Friday, June 3, 2011

A Lesson in Disappointment

I've just recently started introducing the shower to my boys. When they take their baths at night, I will turn on the shower head for a few seconds and let the water trickle down on them. They really seem to love it, as they always ask for more "helicopter", (yeah, I have NO idea why they think it's a helicopter, but whatevs).

It's really cute to watch, they start giggling and squirming around the tub, tentatively reaching their little fingers into the stream of water coming from above. Tonight I kept turning the shower on for about 30 seconds, then I would turn it off. Binker would quickly say, "I want shower please!", so I would turn it back on and we would repeat the cycle all over again. After several times of doing this, I finally decided that was enough, and said, "No more shower".

Binker looked up at me and said, "Oh well, that's life. I love you."

My heart melted at the sweet way he shrugged it off.

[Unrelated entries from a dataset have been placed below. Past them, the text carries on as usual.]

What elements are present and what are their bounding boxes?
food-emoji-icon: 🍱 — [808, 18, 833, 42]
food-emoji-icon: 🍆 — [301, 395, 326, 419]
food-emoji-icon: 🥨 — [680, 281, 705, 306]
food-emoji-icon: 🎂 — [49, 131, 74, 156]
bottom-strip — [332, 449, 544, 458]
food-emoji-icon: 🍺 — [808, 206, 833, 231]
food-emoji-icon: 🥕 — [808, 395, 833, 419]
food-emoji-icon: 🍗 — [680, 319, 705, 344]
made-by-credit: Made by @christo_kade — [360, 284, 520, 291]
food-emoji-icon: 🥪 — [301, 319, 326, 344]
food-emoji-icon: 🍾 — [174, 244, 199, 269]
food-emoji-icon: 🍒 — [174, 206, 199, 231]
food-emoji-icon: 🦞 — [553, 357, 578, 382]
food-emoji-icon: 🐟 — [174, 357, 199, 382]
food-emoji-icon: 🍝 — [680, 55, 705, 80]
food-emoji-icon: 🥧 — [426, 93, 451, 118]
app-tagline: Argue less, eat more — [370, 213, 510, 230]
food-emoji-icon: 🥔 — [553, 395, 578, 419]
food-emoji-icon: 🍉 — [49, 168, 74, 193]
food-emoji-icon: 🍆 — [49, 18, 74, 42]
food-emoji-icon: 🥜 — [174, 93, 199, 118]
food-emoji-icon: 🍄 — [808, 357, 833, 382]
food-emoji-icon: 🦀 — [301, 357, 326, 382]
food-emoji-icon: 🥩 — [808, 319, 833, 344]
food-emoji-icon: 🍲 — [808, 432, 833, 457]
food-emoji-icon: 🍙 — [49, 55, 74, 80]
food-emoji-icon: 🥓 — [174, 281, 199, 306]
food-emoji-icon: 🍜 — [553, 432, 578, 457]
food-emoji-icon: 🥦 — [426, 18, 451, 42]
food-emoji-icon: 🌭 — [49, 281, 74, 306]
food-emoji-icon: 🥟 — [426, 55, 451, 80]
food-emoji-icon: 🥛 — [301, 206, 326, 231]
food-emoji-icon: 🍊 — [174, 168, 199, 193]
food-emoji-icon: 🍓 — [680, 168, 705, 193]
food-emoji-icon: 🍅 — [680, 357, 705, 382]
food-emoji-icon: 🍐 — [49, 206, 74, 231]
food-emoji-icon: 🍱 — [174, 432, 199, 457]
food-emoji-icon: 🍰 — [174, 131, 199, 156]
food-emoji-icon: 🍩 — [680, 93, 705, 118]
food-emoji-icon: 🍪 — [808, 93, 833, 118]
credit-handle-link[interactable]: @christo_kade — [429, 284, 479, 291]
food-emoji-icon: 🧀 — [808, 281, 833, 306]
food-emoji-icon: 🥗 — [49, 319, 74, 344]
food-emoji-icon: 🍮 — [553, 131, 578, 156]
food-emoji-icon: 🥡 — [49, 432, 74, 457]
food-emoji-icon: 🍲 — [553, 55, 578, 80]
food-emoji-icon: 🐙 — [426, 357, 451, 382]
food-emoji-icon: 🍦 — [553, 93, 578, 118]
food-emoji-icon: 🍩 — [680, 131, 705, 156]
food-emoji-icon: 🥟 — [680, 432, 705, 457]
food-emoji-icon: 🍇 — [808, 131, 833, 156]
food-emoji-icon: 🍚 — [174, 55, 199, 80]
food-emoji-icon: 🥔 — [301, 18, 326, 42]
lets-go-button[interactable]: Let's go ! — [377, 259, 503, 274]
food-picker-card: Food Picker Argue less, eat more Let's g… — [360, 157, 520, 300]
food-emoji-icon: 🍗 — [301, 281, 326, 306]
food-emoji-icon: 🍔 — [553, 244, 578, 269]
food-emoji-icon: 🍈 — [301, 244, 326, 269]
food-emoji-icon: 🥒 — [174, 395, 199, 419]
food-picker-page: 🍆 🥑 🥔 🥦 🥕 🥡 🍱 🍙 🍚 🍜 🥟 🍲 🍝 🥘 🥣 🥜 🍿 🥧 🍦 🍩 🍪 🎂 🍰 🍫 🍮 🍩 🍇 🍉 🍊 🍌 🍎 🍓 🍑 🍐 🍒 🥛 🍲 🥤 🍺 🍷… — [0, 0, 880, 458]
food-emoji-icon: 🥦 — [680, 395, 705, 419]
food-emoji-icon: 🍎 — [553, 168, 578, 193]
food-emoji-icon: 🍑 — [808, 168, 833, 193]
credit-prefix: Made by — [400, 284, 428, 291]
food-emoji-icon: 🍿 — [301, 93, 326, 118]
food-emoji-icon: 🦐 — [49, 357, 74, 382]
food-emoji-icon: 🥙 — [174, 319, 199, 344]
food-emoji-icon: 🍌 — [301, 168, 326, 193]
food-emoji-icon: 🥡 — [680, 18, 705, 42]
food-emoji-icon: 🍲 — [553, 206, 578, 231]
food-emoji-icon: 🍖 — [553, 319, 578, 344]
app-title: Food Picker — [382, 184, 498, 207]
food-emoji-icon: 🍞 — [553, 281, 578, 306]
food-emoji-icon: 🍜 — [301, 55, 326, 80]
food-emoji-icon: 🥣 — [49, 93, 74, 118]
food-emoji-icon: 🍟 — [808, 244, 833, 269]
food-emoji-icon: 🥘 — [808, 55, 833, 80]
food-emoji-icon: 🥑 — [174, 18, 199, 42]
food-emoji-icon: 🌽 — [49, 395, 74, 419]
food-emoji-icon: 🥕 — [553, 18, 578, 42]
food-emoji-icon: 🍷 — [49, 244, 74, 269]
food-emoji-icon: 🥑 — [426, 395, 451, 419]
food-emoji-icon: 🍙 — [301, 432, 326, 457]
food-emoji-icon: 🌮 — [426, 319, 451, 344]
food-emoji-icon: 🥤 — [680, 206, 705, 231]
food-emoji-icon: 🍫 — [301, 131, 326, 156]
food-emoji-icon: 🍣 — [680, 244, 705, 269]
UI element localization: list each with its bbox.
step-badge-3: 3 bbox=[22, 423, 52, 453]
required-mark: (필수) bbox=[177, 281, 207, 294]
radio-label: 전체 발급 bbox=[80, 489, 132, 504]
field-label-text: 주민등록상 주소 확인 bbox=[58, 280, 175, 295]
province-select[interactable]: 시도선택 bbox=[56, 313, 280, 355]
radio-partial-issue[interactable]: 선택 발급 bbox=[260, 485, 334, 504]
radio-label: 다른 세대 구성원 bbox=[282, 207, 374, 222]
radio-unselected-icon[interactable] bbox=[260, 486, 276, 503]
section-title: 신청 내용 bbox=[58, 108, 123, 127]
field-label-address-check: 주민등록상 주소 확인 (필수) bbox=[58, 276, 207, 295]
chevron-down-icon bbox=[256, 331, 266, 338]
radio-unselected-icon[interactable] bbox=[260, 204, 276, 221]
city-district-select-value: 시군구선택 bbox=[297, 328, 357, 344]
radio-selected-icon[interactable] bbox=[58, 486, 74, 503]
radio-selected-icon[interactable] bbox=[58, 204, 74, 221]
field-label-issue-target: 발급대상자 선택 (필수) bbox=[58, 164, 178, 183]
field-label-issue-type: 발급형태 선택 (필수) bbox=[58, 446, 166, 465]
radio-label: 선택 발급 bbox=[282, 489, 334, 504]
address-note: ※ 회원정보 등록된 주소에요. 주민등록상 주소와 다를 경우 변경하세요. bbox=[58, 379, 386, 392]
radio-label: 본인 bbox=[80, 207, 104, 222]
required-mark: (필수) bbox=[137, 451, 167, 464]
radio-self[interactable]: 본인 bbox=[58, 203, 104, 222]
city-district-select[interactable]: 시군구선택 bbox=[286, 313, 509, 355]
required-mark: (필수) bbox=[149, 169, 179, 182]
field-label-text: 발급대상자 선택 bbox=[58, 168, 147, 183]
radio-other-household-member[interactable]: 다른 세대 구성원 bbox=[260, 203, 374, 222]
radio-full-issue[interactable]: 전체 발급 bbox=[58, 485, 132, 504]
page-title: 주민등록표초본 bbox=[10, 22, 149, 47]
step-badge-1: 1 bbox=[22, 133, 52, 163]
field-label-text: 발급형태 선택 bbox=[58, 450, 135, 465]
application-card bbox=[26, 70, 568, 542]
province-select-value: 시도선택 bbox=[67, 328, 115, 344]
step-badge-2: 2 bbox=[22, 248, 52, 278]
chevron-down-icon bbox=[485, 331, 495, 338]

It got me thinking about how I handle disappointments in my own life. I know when I don't get something I want, or when things don't go my way, I can have a tendency to get mad or frustrated, and think, Why didn't I get what I want?

And while I realize that a lot of the things I may want or hope for are much bigger than simply wanting to watch the shower for a few seconds, I still think that we can learn a lot from children, and their simplistic attitudes toward life, because truly, it's just life. When did I stop saying "Oh well", and instead start brewing over disappointments for days or weeks at a time?

From now on I want to make an honest effort to learn from my children, and follow in their ability to say "Oh well, that's life. I love you", and move on, rather than sitting in self pity.

I mean, this is how Binker lives, and he looks pretty happy, don't you think?